La bataille de Marib est essentielle pour les deux forces qui s’affrontent : les Houthis qui mènent leur offensive sur Marib depuis février 2021, et les forces gouvernementales qui tentent de contrer cette offensive. Les forces gouvernementales ont perdu du terrain depuis que les rebelles houthis ont réussi à s’emparer de la totalité de la province d’Al Bayda, au centre du Yémen et ainsi de s’avancer vers le sud du Yémen et vers la région de Shabwa. Cette avancée décisive datant de début septembre a permis aux Houthis d’accroître par le sud leur pression sur Marib ainsi que sur la région de Shabwa [2], aux portes du Hadramout, une vaste région encore tenue par les forces gouvernementales.
Marib et Shabwa sont deux régions importantes sur le plan économique pour le camp gouvernemental, concentrant toutes deux des ressources pétrolifères importantes. La perte de Marib serait une défaite sévère pour le gouvernement yéménite du président Hadi, étant le dernier bastion gouvernemental à l’est du Yémen. Ce serait ainsi sur le plan politique, symbolique et économique, une perte très importante pour le camp gouvernemental.
De plus, il y aurait deux millions d’habitants à Marib (sous réserve que les chiffres soient exacts). Marib a accueilli de nombreux réfugiés venus de toutes les régions du Yémen qui subissent aujourd’hui de plein fouet les conséquences de cette guerre. En effet, plusieurs quartiers résidentiels ont été bombardés par les rebelles houthis et des pertes importantes sont survenues au sein de la population civile.
Cette bataille a aussi provoqué de nombreuses pertes militaires des deux côtés. Depuis plus d’un an, les offensives houthies ont été très sanglantes et très meurtrières pour le camp des forces gouvernementales ainsi que pour leur propre camp, la coalition arabe menée par l’Arabie saoudite tentant d’empêcher l’avancée houthie par des frappes aériennes.

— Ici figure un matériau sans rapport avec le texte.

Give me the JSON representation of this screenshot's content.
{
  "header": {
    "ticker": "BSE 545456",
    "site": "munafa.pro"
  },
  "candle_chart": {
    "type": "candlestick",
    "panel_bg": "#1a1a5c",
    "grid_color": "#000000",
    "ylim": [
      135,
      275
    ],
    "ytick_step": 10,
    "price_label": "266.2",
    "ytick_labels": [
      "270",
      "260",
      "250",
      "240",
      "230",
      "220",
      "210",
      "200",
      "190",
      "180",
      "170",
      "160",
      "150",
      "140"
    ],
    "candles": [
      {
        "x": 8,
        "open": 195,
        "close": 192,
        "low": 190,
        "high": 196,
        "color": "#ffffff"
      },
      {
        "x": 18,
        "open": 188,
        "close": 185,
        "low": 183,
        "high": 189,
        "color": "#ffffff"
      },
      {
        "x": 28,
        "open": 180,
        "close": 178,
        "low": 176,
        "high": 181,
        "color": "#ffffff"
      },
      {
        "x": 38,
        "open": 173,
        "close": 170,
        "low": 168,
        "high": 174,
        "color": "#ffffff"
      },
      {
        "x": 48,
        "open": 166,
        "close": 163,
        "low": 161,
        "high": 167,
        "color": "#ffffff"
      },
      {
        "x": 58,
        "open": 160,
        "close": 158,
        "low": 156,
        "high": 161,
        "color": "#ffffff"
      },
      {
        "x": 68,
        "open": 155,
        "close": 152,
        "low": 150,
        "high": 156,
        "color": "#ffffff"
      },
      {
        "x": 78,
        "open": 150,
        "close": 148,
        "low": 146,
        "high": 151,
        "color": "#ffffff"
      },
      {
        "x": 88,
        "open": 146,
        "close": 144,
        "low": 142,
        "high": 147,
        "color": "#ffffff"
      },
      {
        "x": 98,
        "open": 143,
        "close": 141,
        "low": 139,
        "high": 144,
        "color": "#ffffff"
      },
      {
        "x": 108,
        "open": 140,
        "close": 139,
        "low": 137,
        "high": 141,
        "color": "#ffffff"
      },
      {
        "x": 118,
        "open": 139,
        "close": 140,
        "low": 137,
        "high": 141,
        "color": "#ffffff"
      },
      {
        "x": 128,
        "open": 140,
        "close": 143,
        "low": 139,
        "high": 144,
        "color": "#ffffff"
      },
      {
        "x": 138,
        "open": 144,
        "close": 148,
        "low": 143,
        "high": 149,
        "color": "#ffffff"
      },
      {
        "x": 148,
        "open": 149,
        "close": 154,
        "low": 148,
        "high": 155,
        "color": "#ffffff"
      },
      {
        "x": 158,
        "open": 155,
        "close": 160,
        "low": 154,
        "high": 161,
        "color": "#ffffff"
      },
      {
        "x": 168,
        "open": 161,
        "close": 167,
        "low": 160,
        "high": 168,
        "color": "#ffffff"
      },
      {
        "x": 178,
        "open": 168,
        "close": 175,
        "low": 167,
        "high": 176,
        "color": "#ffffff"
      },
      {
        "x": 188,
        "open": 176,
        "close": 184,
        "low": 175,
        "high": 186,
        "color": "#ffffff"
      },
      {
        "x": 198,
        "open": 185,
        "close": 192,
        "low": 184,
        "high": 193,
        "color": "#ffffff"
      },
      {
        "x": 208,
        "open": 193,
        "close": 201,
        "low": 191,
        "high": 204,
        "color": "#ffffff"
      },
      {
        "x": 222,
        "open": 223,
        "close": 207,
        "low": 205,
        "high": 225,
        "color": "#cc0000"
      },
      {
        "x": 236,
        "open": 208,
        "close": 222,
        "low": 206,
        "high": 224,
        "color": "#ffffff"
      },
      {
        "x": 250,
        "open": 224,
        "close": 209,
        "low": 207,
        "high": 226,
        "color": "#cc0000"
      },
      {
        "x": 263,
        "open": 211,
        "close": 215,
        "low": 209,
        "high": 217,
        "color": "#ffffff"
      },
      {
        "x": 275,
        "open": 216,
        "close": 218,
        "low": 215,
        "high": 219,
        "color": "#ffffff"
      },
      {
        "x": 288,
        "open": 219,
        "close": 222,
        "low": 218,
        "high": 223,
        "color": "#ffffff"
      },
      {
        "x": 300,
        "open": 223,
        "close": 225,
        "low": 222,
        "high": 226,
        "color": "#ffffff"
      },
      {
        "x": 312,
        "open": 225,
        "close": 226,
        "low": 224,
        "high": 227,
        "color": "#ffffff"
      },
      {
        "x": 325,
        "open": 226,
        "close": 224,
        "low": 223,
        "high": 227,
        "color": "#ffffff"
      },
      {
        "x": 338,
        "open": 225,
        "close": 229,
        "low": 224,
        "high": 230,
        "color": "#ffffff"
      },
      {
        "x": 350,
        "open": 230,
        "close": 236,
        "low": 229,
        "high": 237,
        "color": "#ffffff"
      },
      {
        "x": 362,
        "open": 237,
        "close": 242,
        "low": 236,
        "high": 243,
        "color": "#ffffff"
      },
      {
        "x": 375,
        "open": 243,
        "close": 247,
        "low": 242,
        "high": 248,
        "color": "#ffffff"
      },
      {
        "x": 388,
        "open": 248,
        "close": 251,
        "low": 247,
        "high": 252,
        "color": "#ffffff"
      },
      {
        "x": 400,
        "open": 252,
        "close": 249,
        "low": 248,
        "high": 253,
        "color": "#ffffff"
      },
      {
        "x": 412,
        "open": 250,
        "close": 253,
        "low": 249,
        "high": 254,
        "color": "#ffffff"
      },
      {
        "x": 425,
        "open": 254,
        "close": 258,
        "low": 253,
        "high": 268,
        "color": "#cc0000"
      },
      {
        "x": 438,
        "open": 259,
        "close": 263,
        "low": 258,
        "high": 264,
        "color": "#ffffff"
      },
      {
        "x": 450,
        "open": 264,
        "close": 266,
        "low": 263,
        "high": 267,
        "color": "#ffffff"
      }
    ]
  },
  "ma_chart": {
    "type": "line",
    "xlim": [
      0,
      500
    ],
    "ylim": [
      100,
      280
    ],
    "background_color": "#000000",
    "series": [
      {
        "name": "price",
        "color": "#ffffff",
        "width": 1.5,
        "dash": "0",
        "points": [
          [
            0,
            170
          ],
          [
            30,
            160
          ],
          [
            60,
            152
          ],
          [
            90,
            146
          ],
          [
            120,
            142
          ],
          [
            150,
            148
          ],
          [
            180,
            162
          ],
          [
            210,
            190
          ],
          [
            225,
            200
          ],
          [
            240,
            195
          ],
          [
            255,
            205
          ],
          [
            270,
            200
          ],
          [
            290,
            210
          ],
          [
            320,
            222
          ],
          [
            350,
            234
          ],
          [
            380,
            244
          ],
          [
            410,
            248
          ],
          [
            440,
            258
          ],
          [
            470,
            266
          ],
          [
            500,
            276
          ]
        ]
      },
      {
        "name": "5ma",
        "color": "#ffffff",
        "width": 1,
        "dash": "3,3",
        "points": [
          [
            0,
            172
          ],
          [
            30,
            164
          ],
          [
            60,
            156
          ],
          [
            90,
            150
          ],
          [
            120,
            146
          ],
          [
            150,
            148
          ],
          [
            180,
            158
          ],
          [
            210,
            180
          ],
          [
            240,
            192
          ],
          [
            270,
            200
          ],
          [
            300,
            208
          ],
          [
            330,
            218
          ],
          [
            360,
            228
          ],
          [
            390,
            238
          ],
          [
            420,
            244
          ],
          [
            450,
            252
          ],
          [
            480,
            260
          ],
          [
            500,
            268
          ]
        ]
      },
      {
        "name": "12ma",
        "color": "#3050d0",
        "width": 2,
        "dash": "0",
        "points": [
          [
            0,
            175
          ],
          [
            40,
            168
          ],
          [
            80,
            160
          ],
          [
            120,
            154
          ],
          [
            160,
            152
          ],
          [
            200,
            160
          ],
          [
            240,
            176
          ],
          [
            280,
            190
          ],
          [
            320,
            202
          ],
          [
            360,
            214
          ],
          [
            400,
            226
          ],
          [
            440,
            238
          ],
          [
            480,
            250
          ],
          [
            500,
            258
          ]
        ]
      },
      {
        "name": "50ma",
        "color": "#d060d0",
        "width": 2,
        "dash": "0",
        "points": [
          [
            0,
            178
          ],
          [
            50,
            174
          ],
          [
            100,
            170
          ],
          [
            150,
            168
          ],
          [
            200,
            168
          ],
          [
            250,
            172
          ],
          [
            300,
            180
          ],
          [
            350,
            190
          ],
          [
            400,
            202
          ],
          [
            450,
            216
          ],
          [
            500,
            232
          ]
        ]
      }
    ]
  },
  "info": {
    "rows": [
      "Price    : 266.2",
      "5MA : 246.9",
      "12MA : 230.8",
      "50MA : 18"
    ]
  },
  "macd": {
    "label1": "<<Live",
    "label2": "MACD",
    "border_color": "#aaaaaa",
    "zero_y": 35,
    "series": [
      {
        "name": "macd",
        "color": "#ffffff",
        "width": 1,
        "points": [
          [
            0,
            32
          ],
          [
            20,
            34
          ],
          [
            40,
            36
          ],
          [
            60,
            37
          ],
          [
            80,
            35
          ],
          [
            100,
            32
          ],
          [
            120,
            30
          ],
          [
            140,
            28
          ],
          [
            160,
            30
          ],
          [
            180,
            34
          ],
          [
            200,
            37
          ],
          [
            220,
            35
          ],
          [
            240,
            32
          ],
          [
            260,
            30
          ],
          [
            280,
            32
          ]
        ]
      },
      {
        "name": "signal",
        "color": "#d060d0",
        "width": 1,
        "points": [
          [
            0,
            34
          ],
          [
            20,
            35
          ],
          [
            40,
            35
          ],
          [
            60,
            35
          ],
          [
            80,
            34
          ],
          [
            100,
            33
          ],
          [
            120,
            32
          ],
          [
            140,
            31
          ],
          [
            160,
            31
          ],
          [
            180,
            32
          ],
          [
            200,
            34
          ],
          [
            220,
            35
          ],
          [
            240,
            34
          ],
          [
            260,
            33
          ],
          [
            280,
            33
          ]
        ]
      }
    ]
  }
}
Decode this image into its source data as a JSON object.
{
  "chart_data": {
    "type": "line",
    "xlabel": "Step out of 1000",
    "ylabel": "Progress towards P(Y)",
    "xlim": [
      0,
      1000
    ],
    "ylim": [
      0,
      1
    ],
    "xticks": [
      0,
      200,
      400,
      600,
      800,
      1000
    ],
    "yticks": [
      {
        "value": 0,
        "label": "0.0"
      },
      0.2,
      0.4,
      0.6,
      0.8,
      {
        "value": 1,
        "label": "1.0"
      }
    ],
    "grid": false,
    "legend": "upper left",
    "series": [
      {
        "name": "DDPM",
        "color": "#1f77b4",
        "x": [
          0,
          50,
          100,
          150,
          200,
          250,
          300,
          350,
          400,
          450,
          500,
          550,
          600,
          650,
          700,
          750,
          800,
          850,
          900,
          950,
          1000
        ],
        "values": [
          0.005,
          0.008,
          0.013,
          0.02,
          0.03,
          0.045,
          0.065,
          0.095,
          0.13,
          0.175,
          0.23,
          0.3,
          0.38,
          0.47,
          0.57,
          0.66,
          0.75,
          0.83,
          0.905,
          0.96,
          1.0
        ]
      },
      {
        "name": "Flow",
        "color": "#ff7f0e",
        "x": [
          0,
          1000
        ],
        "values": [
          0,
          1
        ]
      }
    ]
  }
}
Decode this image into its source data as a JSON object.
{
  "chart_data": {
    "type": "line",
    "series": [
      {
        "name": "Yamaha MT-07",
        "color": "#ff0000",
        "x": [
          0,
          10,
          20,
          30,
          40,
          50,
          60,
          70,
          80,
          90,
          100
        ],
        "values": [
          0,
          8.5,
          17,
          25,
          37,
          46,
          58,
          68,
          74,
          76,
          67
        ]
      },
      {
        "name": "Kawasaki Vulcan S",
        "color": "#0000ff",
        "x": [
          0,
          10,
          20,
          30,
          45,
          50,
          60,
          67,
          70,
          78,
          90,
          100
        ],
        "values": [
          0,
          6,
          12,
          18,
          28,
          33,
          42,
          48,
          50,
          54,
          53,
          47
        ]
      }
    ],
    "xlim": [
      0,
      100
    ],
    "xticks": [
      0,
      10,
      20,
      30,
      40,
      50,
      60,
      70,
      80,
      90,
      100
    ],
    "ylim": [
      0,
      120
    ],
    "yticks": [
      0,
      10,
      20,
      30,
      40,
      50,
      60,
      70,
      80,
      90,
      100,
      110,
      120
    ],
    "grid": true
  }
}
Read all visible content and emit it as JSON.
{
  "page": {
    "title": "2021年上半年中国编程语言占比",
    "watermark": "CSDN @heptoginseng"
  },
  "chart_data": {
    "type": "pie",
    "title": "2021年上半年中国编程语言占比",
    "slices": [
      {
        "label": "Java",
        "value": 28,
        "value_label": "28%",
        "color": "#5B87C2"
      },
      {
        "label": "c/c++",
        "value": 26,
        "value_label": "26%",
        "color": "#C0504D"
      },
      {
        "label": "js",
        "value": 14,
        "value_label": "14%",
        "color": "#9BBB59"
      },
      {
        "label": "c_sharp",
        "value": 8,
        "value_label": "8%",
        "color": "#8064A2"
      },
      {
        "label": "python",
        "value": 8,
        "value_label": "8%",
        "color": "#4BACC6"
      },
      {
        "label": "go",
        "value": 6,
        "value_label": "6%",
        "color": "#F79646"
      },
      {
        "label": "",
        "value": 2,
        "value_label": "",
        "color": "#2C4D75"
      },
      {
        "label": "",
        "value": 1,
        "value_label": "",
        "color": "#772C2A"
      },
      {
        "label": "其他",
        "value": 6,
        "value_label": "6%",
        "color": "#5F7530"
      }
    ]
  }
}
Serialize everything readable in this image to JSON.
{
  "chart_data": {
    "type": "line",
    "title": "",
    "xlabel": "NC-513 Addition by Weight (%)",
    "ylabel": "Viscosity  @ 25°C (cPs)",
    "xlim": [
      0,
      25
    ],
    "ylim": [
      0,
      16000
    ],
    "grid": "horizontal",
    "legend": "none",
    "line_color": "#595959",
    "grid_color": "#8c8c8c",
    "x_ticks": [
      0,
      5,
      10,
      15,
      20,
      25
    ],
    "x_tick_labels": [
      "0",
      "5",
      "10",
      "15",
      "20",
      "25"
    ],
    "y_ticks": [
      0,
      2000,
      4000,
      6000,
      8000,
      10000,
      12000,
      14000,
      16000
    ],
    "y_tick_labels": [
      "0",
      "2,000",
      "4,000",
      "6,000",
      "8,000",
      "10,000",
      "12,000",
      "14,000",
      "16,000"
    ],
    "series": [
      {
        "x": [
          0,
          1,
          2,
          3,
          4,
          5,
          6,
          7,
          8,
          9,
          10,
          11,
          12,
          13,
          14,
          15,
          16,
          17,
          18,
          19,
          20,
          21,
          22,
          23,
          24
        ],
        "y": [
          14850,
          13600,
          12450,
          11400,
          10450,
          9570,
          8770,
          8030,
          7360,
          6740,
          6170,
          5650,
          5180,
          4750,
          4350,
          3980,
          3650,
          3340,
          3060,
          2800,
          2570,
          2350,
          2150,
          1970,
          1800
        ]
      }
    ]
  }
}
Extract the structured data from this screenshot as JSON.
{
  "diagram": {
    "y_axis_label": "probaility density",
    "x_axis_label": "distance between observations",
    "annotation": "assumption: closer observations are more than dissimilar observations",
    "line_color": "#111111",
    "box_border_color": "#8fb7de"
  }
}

En outre, de nombreuses forces tribales participent aux combats dans la région de Marib. Menées par Sultan Al-Arada, le gouverneur de Marib, qui est aussi un de ses cheikhs de tribu parmi les plus importants, elles défendent, de manière d’autant plus acharnée, leur territoire qu’elles sont sunnites et hostiles à l’idéologie houthie.
Cette bataille est ainsi une pierre d’achoppement dans les négociations puisque l’Arabie saoudite lie la levée du blocus contre les ports et aéroports tenus par les Houthis à un cessez-le-feu et à l’arrêt de l’offensive contre Marib. Les Houthis n’ont pour l’instant pas répondu positivement à cette condition et continuent leur offensive sur Marib. La prise de cette ville leur confèrerait une position privilégiée dans d’éventuelles futures négociations.
Cette décision dépasse le cadre du Président Hadi, dont le pouvoir sur la partie du Yémen qu’il est censé contrôler est très fragile et est dépendant du bon vouloir de son parrain saoudien [3]. Si les Houthis acceptaient un cessez-le-feu et se retiraient partiellement de Marib, il pourrait effectivement y avoir une levée partielle ou totale du blocus. Il ne faut toutefois pas oublier que les Saoudiens doivent également donner des gages aux Etats-Unis et à la communauté internationale en montrant qu’ils cherchent un moyen de cesser les hostilités [4]. Il y a en effet une attente de la part des Nations unies et des Etats-Unis que l’Arabie saoudite fasse des pas en faveur de la reprise des négociations de paix. L’envoyé spécial des Nations unies pour le Yémen, Hans Grundberg, appelle dans son premier rapport qu’il a présenté le 10 septembre 2021 aux Nations unies, à la reprise du processus de paix. Il affirme que depuis 2016, ce processus de paix n’a pas suivi son cours et demande à toutes les parties d’abandonner leurs pré-conditions pour négocier. Toutefois, j’imagine mal comment les négociations s’enclencheraient sans qu’un cessez-le-feu soit conclu à Marib et sans que les Houthis voient leur principale condition, celle de la levée du blocus, acceptée par l’Arabie saoudite.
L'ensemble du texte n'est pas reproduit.